The Godzilla series was continued in another island adventure. This time humans are trying to find a way to control the weather. Their experiments have the side effects of enlarging some of the wildlife to create Gimantises and the monster spider Spiga (Kumonga in some versions). It just so happens that a baby Godzilla, named Minya, hatches on the same island, and Godzilla finds himself having to defend the infant from the giant bugs (while also frustratedly trying to get his son to breathe fire). Minya is a divisive character. Some think him a cute character who contributed to Godzilla’s character development, but plenty of others find him obnoxious and insufferable. I find myself in the middle of the debate. I’m not a massive fan of his, but I don’t cringe from his mere presence. Son of Godzilla overall is a very fun romp, and Satoh’s score is a large contributor.

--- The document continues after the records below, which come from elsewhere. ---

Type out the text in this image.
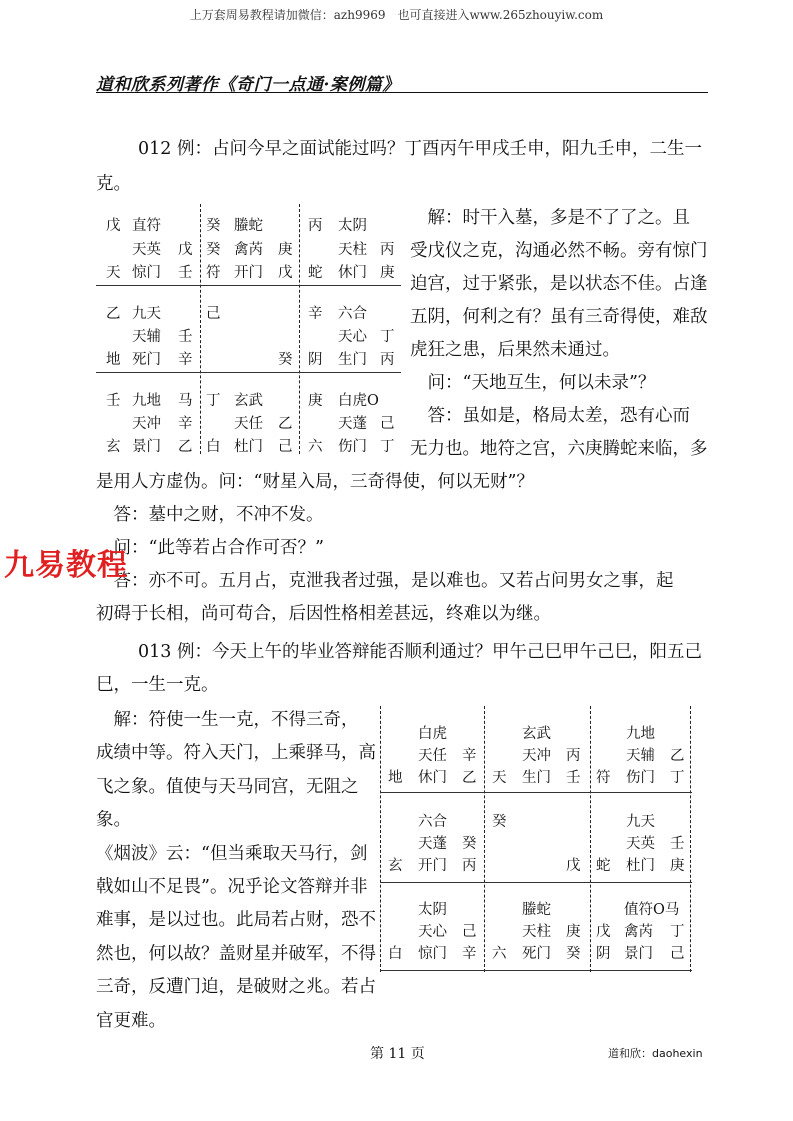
上万套周易教程请加微信：azh9969　也可直接进入www.265zhouyiw.com
道和欣系列著作《奇门一点通·案例篇》
012 例：占问今早之面试能过吗？丁酉丙午甲戌壬申，阳九壬申，二生一
克。
戊 直符
天英 戊
天 惊门 壬
癸 螣蛇
癸 禽芮 庚
符 开门 戊
丙 太阴
天柱 丙
蛇 休门 庚
乙 九天
天辅 壬
地 死门 辛
己
癸
辛 六合
天心 丁
阴 生门 丙
壬 九地 马
天冲 辛
玄 景门 乙
丁 玄武
天任 乙
白 杜门 己
庚 白虎O
天蓬 己
六 伤门 丁
　解：时干入墓，多是不了了之。且
受戊仪之克，沟通必然不畅。旁有惊门
迫宫，过于紧张，是以状态不佳。占逢
五阴，何利之有？虽有三奇得使，难敌
虎狂之患，后果然未通过。
　问：“天地互生，何以未录”？
　答：虽如是，格局太差，恐有心而
无力也。地符之宫，六庚腾蛇来临，多
是用人方虚伪。问：“财星入局，三奇得使，何以无财”？
　答：墓中之财，不冲不发。
　问：“此等若占合作可否？”
　答：亦不可。五月占，克泄我者过强，是以难也。又若占问男女之事，起
初碍于长相，尚可苟合，后因性格相差甚远，终难以为继。
013 例：今天上午的毕业答辩能否顺利通过？甲午己巳甲午己巳，阳五己
巳，一生一克。
　解：符使一生一克，不得三奇，
成绩中等。符入天门，上乘驿马，高
飞之象。值使与天马同宫，无阻之象。
《烟波》云：“但当乘取天马行，剑
戟如山不足畏”。况乎论文答辩并非
难事，是以过也。此局若占财，恐不
然也，何以故？盖财星并破军，不得
三奇，反遭门迫，是破财之兆。若占
官更难。
白虎
天任 辛
地 休门 乙
玄武
天冲 丙
天 生门 壬
九地
天辅 乙
符 伤门 丁
六合
天蓬 癸
玄 开门 丙
癸
戊
九天
天英 壬
蛇 杜门 庚
太阴
天心 己
白 惊门 辛
螣蛇
天柱 庚
六 死门 癸
值符O马
戊 禽芮 丁
阴 景门 己
九易教程
第 11 页	道和欣：daohexin
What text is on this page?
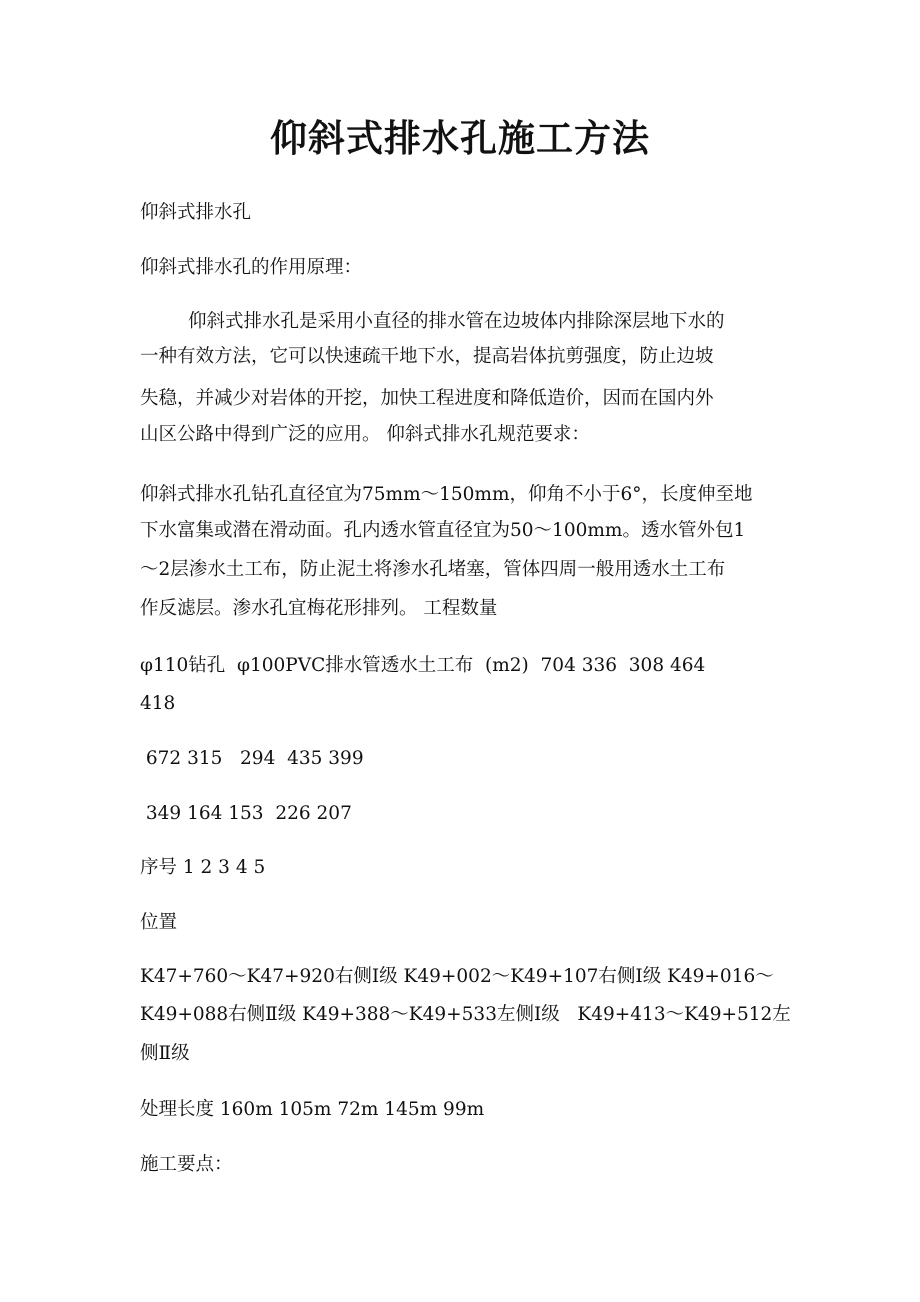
仰斜式排水孔施工方法

仰斜式排水孔

仰斜式排水孔的作用原理：

仰斜式排水孔是采用小直径的排水管在边坡体内排除深层地下水的

一种有效方法，它可以快速疏干地下水，提高岩体抗剪强度，防止边坡

失稳，并减少对岩体的开挖，加快工程进度和降低造价，因而在国内外

山区公路中得到广泛的应用。 仰斜式排水孔规范要求：

仰斜式排水孔钻孔直径宜为75mm～150mm，仰角不小于6°，长度伸至地

下水富集或潜在滑动面。孔内透水管直径宜为50～100mm。透水管外包1

～2层渗水土工布，防止泥土将渗水孔堵塞，管体四周一般用透水土工布

作反滤层。渗水孔宜梅花形排列。 工程数量

φ110钻孔  φ100PVC排水管透水土工布  (m2)  704 336  308 464

418

672 315   294  435 399

349 164 153  226 207

序号 1 2 3 4 5

位置

K47+760～K47+920右侧Ⅰ级 K49+002～K49+107右侧Ⅰ级 K49+016～

K49+088右侧Ⅱ级 K49+388～K49+533左侧Ⅰ级   K49+413～K49+512左

侧Ⅱ级

处理长度 160m 105m 72m 145m 99m

施工要点：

Satoh is much stronger on his themes here. The theme for the titular character is a pretty cutesy piece that may not be pleasant for the character’s detractors. This theme open up “Main Title,” which switches over to an adventure theme. A popular tune is that for the Gimantises, which has a mischievous jazzy beat. There are menacing strings interwoven to remind listeners these creatures do pose a threat, though they are no match for Godzilla. One theme that is all menace is a simple eerie rhythm for Spiga. This is probably one of the creepiest themes I’ve ever heard and really sets the monster up as a true threat. Ironically Godzilla has the weakest theme. Satoh was probably attempting to create a theme that was not too villainous or too heroic. Godzilla is by no means a protector of humanity in this film, but his protection of Minya puts him in a protagonist role. The theme works better as an action motif in cues like “Parent Godzilla Comes to Shore” and “Godzilla vs. Kumonga,” where it plays at a faster pace. Satoh does do some theme mixing where the rhythm of Godzilla’s theme merges with Minya’s cutesy theme in “Godzilla and Minya II”.

The humans have a couple motifs of their own. “Visitor from the Sky” has a goofy light-hearted motif with similarities to Minya’s theme. The motif for island girl Psycho, a brief romantic melody, is stronger. I would hesitate to categorize it as a love theme, as like most entries in the Godzilla franchise there is no strong love story. “The Island’s Misery” introduces a suspenseful motif for the island itself, appropriately negative due to its sweltering heat and abundance of mutated wildlife. The music between the themes is more on the level of Sea Monster, with tropical and jazzy bits. The strongest non-thematic highlight is “Ending.” Its first part is a forlorn and subdued motif, with a lonely horn driving the mood home at 1:08. The mood changes at 1:25, where the music crescendos in a heartfelt manner. The rest of the track is highly emotional, one of the best concluding pieces ever composed for a Godzilla film.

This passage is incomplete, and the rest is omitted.